Driving the news: The Biden administration recently canceled $55.6 million in student loan debt for fraud victims of three for-profit colleges.
- One of them was Marinello Schools of Beauty, which had been owned by private equity firm Abry Partners until it lost federal student aid access in 2016 and shut its doors.
This isn't first time that the feds have bailed out students who were defrauded by PE-backed, for-profit colleges. For example, private equity firms had stakes in publicly traded ITT Tech, whose former students were recently given $500 million in loan forgiveness.
Then there are PE-backed schools that do owe money to the Department of Education. But they haven't paid, and no collectors are hitting up private equity.
- The largest of these, according to the National Student Defense Legal Network, is now-defunct Vatterott College, which owes $244 million.
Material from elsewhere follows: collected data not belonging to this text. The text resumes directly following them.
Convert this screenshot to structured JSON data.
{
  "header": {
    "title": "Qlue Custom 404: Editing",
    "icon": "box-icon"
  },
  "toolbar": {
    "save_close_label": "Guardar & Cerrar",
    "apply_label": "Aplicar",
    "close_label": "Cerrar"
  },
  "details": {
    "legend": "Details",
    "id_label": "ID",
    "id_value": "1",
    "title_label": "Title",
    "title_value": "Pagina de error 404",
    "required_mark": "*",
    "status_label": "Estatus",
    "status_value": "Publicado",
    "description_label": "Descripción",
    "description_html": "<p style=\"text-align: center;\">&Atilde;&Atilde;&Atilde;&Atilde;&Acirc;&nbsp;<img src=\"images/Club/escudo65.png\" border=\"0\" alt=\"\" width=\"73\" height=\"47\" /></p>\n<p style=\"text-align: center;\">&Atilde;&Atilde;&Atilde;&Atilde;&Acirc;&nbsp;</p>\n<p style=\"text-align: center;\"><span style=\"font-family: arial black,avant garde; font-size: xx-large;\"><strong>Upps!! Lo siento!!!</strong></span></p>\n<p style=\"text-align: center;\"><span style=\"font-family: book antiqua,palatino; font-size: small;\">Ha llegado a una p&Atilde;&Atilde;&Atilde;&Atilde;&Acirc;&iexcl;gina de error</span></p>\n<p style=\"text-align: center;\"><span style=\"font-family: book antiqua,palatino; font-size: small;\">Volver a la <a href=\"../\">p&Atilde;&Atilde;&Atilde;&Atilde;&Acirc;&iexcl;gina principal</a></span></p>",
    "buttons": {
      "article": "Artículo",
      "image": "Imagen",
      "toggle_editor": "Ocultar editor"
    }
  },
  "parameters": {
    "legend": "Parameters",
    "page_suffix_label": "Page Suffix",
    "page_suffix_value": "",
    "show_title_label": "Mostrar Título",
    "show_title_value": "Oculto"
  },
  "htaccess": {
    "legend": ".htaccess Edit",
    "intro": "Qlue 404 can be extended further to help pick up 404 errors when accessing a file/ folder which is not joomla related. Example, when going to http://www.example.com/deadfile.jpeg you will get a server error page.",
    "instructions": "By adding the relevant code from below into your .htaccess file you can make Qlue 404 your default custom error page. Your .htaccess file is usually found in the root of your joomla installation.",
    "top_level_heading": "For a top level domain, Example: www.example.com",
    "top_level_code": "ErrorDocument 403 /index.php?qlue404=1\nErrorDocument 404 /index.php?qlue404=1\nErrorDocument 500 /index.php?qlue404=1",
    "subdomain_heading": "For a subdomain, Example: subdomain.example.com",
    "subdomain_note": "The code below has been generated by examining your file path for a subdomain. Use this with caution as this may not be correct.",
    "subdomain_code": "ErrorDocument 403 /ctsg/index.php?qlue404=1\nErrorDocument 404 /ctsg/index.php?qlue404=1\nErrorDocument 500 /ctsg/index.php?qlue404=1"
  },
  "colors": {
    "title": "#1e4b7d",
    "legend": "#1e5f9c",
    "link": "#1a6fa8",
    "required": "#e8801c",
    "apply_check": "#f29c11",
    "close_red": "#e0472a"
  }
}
- Vatterott had been owned by TA Associates, which has a current portfolio company (Full Sail University) that continues to participate in Title IV loan programs.
- NSDL also cites over $2 million owed to DoE by Fortis, an indirect portfolio company of JLL Partners.
- Plus Education Corp. of America, which it says "has left taxpayers on the hook for at least $30 million, and likely more." Backers included Monroe Capital, Vision Capital and Landmark Partners.
Look ahead: There's still a backlog of tens of thousands of fraud claims that remain unforgiven, but which the Biden administration is working through.
The bottom line: Private equity funds typically lost their entire investment when for-profit college deals went south. But they didn't need to pay up for the fraud. The rest of us did.